The International Space Station has been the site of more than its fair share of scientific experiments. NASA reports that in its more than 20 years of operation, nearly 250 astronauts have spent time aboard and taken part in almost 3,000 research projects. But we still have a lot to learn about how everything works in microgravity. During Mark Vande Hei's record-breaking spaceflight, he didn't just study human health. He also looked at how basic elements of life on Earth would work in space.

Part of that research, according to NASA, included advancing techniques of fire safety aboard the space station. The goal is to figure out the best ways to extinguish fires when they happen in space and figure out the best materials to avoid fires in the first place. But that's not all. Vande Hei also studied the differences in how water boils and how bubbles form in microgravity, with a focus on heat management that could aid in creating vehicles and even habitats on other planets. In addition, he worked to improve the ISS toilets.

A well-balanced diet

If you've ever read "The Martian" — or seen the movie adaptation — you know one of the most valuable things for living in space is being able to grow food. There aren't any orchards or gardens on Mars, so being able to find a sustainable and long-term source of food is an important part of extending our stays in outer space. While astronaut Mark Vande Hei was on the International Space Station, the crew made some headway in figuring out how to provide fresh food for astronauts over time.

Vande Hei was present on the ISS for the first-ever harvest of chile peppers grown in space, according to NASA. He even stuck around to see the second harvest later. Studies of plant growth examine the way that plants form their roots and leaves in microgravity, as well as any genetic changes that might be taking place. The astronauts were able to eat the peppers they grew, so they must have turned out okay.

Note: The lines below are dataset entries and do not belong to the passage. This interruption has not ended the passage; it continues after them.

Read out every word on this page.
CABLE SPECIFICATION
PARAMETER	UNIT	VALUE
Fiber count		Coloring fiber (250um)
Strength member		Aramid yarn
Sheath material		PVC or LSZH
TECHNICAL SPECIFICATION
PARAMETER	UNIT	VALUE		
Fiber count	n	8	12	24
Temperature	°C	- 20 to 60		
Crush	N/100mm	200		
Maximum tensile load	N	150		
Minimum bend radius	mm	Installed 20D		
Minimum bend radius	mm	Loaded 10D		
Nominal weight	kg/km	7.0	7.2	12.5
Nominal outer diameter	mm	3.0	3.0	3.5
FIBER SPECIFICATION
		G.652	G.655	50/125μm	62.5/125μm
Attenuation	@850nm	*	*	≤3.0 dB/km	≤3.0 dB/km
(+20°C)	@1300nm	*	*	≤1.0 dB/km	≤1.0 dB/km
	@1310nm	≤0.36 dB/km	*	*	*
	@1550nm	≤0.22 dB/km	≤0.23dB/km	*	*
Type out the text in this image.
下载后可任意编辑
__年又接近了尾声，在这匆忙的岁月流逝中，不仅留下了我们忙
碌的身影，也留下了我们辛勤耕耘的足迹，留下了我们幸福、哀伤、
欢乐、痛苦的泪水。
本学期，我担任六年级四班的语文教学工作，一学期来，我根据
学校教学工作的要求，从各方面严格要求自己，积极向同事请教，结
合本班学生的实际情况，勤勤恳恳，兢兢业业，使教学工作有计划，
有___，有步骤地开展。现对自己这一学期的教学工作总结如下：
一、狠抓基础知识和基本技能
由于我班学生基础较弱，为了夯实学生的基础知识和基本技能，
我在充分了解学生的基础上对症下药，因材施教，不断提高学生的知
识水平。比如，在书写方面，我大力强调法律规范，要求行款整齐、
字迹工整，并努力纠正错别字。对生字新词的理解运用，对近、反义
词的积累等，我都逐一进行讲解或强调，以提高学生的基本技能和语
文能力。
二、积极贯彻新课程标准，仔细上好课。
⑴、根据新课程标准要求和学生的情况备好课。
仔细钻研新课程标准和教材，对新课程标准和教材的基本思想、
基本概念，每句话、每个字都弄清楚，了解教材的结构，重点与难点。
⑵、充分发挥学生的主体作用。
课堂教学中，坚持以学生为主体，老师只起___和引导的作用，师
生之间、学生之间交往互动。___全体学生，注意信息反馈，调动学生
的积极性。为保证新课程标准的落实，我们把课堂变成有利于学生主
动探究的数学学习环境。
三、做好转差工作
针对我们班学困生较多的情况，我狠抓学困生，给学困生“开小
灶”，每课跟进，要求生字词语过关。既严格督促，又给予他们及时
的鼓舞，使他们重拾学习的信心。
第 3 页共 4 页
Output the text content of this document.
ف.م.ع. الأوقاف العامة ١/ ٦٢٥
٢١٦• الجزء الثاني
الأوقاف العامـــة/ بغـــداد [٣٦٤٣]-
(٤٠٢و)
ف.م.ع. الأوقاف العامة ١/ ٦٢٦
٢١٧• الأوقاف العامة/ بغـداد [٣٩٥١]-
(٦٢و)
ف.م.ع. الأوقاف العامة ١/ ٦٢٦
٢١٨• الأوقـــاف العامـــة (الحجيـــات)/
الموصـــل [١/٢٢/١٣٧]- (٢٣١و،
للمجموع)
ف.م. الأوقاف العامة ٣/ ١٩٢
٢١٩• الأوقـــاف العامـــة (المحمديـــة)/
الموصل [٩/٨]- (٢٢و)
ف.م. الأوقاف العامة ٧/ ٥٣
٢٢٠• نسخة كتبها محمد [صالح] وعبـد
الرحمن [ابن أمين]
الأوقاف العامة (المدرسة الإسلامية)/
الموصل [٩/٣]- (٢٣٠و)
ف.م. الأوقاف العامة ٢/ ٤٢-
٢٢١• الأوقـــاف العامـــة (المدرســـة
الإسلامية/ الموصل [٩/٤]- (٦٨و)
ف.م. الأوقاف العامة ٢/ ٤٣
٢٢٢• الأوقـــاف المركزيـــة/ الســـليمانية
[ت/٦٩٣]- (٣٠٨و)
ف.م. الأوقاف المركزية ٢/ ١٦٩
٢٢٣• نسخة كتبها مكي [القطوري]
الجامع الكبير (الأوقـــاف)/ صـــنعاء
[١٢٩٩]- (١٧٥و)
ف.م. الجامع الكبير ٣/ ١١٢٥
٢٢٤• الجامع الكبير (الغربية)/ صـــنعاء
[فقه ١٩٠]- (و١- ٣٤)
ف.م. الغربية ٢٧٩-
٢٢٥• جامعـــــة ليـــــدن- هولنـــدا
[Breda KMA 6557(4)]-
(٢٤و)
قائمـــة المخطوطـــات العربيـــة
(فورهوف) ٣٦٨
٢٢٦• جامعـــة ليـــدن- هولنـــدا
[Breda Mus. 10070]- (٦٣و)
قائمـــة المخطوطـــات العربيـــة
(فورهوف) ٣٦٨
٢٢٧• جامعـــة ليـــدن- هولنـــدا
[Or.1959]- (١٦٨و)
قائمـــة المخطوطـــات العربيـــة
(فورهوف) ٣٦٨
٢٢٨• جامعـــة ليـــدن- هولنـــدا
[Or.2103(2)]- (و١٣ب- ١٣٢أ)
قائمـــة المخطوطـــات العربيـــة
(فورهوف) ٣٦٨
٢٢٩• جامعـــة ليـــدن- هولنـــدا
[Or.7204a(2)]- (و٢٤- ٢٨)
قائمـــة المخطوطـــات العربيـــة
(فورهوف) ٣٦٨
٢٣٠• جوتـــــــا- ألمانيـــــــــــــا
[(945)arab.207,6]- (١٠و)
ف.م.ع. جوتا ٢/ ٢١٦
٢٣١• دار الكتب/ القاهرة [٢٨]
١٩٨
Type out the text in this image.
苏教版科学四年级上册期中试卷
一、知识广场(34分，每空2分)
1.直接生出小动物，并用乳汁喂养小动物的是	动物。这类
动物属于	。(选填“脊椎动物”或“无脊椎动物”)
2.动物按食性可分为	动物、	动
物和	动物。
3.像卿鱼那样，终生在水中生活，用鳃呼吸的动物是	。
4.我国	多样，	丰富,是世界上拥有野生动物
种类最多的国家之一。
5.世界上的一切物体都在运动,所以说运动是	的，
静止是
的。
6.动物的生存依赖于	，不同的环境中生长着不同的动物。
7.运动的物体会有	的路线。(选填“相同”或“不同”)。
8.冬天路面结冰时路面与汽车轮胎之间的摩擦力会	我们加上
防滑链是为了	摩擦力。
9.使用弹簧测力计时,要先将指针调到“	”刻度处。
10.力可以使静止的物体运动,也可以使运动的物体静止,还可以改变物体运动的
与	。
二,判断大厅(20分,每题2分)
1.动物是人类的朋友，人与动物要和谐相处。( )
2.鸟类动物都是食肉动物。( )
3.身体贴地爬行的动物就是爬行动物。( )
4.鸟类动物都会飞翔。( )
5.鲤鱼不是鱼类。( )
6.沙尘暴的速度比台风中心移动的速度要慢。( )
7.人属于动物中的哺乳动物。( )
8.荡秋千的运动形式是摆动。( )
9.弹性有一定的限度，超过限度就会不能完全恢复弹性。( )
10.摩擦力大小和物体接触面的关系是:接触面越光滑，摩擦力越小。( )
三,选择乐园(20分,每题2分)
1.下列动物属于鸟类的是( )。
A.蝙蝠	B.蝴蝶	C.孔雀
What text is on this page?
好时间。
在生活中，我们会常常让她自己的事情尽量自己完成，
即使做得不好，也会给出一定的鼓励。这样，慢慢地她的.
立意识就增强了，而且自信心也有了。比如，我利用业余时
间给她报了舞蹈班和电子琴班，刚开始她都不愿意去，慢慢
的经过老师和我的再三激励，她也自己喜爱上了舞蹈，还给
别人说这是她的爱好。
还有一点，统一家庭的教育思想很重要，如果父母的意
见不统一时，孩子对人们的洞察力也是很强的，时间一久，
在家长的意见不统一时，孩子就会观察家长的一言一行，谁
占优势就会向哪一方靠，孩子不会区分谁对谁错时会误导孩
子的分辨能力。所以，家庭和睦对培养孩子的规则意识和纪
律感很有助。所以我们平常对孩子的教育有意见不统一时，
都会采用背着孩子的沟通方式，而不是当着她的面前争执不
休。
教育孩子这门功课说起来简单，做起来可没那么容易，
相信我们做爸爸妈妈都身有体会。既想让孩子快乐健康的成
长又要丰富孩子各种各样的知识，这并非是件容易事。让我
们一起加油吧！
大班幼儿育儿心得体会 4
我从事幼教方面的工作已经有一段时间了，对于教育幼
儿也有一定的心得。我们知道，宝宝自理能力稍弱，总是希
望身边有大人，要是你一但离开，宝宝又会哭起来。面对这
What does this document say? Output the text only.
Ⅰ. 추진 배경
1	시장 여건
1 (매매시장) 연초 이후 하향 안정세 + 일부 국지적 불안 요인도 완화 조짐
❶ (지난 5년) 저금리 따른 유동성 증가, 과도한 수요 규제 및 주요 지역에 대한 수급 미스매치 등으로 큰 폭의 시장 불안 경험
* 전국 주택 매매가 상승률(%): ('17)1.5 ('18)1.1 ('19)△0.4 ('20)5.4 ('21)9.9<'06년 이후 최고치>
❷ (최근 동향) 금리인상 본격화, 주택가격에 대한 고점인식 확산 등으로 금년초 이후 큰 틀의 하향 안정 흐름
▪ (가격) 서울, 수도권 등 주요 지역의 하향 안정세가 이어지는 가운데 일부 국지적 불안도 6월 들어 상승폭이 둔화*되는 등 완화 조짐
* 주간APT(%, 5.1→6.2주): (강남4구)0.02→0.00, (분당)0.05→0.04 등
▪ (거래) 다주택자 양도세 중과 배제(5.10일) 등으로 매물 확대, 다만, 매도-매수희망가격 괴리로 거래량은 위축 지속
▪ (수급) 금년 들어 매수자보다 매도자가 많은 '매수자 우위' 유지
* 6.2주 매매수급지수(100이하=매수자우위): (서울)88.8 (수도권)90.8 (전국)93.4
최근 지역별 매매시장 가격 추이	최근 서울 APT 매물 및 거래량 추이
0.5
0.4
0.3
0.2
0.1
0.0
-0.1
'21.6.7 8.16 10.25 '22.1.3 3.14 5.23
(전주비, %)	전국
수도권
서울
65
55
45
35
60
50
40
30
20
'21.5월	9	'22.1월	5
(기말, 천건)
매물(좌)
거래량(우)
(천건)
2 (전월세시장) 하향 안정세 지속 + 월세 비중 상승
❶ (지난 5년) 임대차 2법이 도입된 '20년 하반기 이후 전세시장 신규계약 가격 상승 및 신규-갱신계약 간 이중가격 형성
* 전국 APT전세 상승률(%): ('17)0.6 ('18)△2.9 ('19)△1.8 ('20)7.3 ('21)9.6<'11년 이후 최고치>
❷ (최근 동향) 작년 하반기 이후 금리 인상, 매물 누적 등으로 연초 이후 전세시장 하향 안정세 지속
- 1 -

Modifying the International Space Station

The International Space Station has been in low Earth orbit for more than 20 years, but there's still plenty of work to be done to keep up with the needs of the astronauts and their research. Astronaut Mark Vande Hei worked to install new systems and technology that could improve data collection during his 355 days onboard the ISS, according to NASA.

While he was there, Vande Hei helped to install a third solar array that can help power the ISS. That technology will help to figure out the best ways to power future NASA projects. Vande Hei worked with other astronauts to install a platform on the outside of the ISS which will allow for more research of the environment of space itself. The platform gives astronauts the ability to put objects in the harsh vacuum of space and see the effects, NASA reports, furthering our understanding of how to interact with it.

The long trip home

Astronaut Mark Vande Hei's days in space were clearly pretty busy. According to NASA, his 355 days on the International Space Station allowed him to complete almost 3,700 orbits around our planet — a distance of about 150 million miles. But his return trip to Earth was noteworthy for another reason entirely. As Russia continues its war against Ukraine and international tensions are on the rise, Vande Hei made his return trip in the company of two Russian astronauts (via NASA).

Despite the current global conversations about Russia's political intentions, NASA says it's continuing to work closely with Russia's own space agency, according to The Verge. A spoof video suggested that the Russian agency might leave Vande Hei stranded onboard the ISS, The Verge reported, but the video was later declared a joke and Vande Hei was brought back safely. Following the landing, NASA says he's undergoing medical checks and will make his way to a "recovery staging city" aboard Russian helicopters. There a NASA jet will pick him up for the trip to Houston, Texas.